Bien que l’extraction automatisée se situe, dans l’absolu, hors du champ de la propriété intellectuelle, sa mise en œuvre entraîne des infractions potentielles aux protections existantes. Il s’avère ainsi beaucoup plus efficace de recopier intégralement un corpus dans une base de donnée relationnelle. Bien qu’elle ne donne pas lieu à une publication, une copie de ce type n’est couvert par aucune exception existante.
Sur la base de ces constats, plusieurs recommandations ont été faites.
1. Formaliser la définition du domaine public de l’information. Bien que cette notion soit totalement cohérente avec le code de la propriété intellectuelle, qui ne porte que sur des « œuvres originales », elle n’est jamais précisée. Cette explicitation s’inscrirait aisément dans les différents projets de définition positive du domaine public envisagés au cours de l’an passé (projet de loi d’Isabelle Attard, recommandation de Pierre Lescure).

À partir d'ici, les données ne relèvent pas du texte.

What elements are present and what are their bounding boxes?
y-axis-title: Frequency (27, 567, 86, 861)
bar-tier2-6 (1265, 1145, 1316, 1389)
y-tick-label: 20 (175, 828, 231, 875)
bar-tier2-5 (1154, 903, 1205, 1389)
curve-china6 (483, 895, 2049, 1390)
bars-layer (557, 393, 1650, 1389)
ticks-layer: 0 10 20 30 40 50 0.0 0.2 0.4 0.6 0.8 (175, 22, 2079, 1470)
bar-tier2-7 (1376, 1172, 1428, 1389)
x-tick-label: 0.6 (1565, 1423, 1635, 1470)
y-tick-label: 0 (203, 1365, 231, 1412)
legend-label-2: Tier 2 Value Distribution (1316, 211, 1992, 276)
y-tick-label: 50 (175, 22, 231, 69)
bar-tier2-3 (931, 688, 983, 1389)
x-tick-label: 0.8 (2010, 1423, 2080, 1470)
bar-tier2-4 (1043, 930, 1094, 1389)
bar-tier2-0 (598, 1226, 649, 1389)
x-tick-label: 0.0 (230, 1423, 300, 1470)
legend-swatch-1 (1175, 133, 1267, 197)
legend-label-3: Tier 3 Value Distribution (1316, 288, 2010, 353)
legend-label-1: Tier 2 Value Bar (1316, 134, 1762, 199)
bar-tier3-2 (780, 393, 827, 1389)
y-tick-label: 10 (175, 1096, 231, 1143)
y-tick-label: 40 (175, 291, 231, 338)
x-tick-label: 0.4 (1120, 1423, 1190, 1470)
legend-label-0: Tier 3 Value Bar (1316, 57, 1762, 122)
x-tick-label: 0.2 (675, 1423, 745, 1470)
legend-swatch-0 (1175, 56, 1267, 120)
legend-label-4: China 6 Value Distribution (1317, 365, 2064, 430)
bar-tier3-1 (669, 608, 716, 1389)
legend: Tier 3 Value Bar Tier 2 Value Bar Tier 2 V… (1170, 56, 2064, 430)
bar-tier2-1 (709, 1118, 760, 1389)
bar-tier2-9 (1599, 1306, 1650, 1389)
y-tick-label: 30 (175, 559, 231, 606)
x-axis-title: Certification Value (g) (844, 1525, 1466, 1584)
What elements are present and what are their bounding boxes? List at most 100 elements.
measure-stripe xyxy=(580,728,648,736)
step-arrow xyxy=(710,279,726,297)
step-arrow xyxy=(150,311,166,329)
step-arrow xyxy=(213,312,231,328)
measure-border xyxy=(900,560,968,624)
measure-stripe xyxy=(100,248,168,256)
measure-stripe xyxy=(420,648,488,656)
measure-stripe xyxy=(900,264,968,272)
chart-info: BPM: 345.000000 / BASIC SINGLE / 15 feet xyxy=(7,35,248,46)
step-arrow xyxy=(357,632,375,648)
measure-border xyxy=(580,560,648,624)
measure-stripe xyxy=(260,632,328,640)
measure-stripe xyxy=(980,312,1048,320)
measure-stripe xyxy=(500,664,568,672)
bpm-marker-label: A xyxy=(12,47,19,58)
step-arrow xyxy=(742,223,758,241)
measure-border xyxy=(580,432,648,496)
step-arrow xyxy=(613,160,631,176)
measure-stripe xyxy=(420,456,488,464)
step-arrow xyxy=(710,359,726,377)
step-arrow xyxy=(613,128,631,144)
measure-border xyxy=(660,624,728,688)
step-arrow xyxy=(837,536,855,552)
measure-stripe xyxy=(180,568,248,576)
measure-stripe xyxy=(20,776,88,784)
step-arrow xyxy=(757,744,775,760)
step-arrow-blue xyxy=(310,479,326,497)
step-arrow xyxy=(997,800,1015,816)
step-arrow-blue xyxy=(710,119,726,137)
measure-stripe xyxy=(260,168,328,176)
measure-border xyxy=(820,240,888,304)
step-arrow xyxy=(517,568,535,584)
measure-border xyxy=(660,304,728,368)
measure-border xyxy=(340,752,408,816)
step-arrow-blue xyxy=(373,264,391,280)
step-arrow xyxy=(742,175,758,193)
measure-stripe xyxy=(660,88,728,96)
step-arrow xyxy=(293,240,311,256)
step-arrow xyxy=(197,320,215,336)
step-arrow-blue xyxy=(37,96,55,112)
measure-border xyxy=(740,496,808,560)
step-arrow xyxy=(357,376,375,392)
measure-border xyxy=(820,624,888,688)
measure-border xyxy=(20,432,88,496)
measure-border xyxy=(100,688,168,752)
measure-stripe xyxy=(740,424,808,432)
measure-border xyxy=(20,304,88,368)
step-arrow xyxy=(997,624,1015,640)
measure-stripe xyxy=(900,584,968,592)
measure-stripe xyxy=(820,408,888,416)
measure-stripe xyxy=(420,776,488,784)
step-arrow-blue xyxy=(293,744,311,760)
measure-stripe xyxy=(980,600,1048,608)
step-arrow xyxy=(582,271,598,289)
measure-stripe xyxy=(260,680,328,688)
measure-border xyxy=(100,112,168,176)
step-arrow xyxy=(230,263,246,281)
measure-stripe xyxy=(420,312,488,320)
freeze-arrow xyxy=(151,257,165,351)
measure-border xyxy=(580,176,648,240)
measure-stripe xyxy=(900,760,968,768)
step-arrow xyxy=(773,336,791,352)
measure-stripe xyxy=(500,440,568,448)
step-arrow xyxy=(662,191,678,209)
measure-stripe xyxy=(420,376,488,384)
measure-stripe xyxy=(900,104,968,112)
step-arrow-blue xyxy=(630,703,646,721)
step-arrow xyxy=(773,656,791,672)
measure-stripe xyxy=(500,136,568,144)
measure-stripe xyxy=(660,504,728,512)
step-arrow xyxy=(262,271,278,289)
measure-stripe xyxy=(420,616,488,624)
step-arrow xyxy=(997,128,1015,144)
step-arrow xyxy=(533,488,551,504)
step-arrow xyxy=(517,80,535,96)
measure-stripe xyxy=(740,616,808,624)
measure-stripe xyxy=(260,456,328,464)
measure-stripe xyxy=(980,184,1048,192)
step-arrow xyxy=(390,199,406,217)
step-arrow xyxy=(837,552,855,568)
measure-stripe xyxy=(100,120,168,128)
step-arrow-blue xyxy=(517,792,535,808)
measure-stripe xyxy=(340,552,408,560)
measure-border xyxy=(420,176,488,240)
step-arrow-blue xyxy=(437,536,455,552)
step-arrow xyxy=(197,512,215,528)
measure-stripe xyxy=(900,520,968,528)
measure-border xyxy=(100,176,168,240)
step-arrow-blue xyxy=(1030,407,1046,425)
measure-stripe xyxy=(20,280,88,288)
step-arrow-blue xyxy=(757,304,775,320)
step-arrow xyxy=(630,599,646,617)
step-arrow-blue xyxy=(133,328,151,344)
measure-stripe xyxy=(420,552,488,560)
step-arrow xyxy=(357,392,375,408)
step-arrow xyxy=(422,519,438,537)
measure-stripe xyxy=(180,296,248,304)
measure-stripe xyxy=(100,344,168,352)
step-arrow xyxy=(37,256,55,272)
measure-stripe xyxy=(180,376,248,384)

2. Mettre en place une exception qui couvrirait les infractions potentielles de l’extraction automatisée (en particulier le droit de copie temporaire). Un projet irlandais, basé sur un « fair dealing » (soit une liste limitative de conditions pour que l’exception soit valide) constitue une source d’inspiration intéressante. Cette exception ne pourrait être validée qu’au niveau européen. Le gouvernement français ne serait pas seul à favoriser cette option : le Royaume-Uni et l’Irlande ont déjà développé des propositions d’exception ; l’Allemagne s’est engagée dans une politique ambitieuse de libre accès où une exception pour l’extraction automatisée aurait toute sa place.
3. La synthèse inclut également des recommandations plus spécifiques : faciliter l’extraction automatisée des contenus dans le domaine public ou du corpus des livres indisponibles, élargir les conditions d’accès aux archives du web, clarifier les conditions de publication en libre accès dans les archives ouvertes (HAL) mais aussi sur d’autres interfaces (Persée, Hypotheses, Revue.org)
La synthèse propose enfin un historique des réflexions légales engagées autour du l’extraction automatisée, ainsi qu’une évaluation des différentes options envisagées (soit, outre l’exception, un système de licence et un système de gestion collective). Elle est publiée dans le domaine public vivant (licence CC0). N’hésitez pas à la diffuser et à la partager!